A cada reencontro histórias contadas com primor, as piadas bem apanhadas, as revoltas com os rumos políticos da nação, as brincadeiras e o prazer embalado por comida e algum chope, nos faz por momentos reviver infância e adolescência. Saudosismo necessário. Quem não necessita às vezes chamar aquele senhor sizudo, de meia idade e seus óculos meia-taça, de “panaca”, “veado” ou algo assim? E este, ao invés de levá-lo à corte para processá-lo por ofensas, responde no mesmo tom, brincando.
Bons encontros, valem a pena.
Com seu lado curioso. O ponto de reuniões normal, boteco caprichado de um dos colegas, está em reformas. Optamos este mês por restaurante diziam ser o melhor de comida teuto-brasileira nesta Paulicéia Desvairada. Fica em certo centro católico, obra do Pe. Kolping, que de educação-física à natação e dança, passa por ecologia, obras sociais, etc. O lugar é aprazível, um pouco quente e as flores de plástico são, com mil perdões, de matar. A comida era decente no passado e os preços razoáveis.
Os tempos mudaram. Dobraram os preços, a comida está horrenda e o meu adorado arenque com creme-de-leite eram vis sardinhas em salmoura malfeita, porém vendidas pelo preço do peixe nórdico.
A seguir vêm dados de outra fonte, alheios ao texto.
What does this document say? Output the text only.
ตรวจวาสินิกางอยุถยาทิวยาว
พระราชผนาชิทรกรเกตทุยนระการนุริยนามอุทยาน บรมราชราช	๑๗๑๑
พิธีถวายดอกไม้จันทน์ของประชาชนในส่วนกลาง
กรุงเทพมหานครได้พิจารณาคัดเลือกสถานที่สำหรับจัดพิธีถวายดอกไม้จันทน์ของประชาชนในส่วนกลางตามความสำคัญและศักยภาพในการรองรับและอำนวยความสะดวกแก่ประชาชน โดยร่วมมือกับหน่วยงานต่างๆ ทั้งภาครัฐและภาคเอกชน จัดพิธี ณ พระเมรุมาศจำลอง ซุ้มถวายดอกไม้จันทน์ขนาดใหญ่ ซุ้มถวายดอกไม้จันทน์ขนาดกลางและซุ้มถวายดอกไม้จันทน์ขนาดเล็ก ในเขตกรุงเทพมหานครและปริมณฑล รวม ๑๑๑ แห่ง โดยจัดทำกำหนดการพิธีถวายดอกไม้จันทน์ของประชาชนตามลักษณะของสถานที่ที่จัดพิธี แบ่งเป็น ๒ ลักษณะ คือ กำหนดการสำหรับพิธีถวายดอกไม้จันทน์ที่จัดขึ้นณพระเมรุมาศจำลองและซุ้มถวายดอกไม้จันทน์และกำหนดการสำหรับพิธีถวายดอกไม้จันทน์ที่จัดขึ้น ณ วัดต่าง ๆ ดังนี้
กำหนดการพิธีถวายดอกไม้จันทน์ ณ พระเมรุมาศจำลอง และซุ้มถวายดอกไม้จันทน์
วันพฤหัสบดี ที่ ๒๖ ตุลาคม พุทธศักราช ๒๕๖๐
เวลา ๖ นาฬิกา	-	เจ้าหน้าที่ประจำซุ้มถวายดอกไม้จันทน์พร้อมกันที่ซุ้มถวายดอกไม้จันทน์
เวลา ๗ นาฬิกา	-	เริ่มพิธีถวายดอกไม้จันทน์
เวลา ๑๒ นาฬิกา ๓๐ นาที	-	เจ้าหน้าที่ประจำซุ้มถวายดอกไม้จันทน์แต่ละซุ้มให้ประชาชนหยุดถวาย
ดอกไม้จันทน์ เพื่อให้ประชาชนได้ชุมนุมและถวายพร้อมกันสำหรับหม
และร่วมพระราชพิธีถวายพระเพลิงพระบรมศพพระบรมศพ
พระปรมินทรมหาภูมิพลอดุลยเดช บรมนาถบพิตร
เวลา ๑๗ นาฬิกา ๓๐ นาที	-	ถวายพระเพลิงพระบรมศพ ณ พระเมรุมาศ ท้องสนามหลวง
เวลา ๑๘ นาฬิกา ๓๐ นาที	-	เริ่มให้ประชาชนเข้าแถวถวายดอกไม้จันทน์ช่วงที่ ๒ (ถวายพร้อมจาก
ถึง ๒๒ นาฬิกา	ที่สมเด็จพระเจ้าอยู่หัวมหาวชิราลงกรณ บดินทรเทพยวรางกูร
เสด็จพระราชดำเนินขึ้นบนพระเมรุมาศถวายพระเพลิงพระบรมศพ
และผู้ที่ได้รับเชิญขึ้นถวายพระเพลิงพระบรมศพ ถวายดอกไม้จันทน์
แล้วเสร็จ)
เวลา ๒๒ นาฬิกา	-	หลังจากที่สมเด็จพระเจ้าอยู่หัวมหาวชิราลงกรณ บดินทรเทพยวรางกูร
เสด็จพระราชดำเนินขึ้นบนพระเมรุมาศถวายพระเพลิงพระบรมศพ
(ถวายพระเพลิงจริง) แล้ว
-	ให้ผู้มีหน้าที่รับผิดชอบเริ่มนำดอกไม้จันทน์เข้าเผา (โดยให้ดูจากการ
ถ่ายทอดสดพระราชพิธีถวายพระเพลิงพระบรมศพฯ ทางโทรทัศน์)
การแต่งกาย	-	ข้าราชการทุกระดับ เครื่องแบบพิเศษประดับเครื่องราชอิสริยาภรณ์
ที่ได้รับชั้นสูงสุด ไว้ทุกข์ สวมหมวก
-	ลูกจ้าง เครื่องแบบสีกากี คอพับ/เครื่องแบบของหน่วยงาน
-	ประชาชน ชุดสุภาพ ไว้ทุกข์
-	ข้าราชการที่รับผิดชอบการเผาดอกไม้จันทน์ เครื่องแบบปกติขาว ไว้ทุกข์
Vazio o local, se denomina algo como “Cozinha de Mestre”. Prometemos repensar novo encontro por lá.
Porém lembrei-me que o proprietário, e sua irmã, eram pessoas ligadas à nossa escola. Tinham nome de ferramentas, recordava, de fresar aços. O cavalheiro, professor ou administrador, era de certa rudeza com nós alunos.
Ontem o vi, velhinho, debruçado sobre o caixa do restaurante, contabilizando os rendimentos do dia, quando de estalo lembrei-me de seu apelido: “Vigilante Rodoviário”. Nos intervalos das aulas percorria o colégio na Praça Roosevelt e policiava, com puxões de orelha, os “infratores”. Sua especial preocupação era os alunos do colegial, liberados a sair os do último ano para o lanche externo, às vezes seguiam acompanhados por espertos dos outros anos inferiores e na filtragem desse senhor, havia sempre a pergunta: de-que-ano-é?
Os engraçadinhos fechavam o indicador e o polegar em círculo e os três dedos restantes apresentavam como “terceiro científico”, Sr. Ferramenta. Gesto obsceno, hoje meio em desuso. Todavia o tal Vigilante tinha que aceitar a indicação, não havia “documentos” comprobatórios.
Pelo visto jamais se esqueceu das ofensas e talvez ontem, ao nos ver por lá, resolveu vingar-se tardiamente. Chope caro e comida cara, bem ruim.
Portanto cuidado com os gestos, mesmo 35 anos após pode haver retaliações.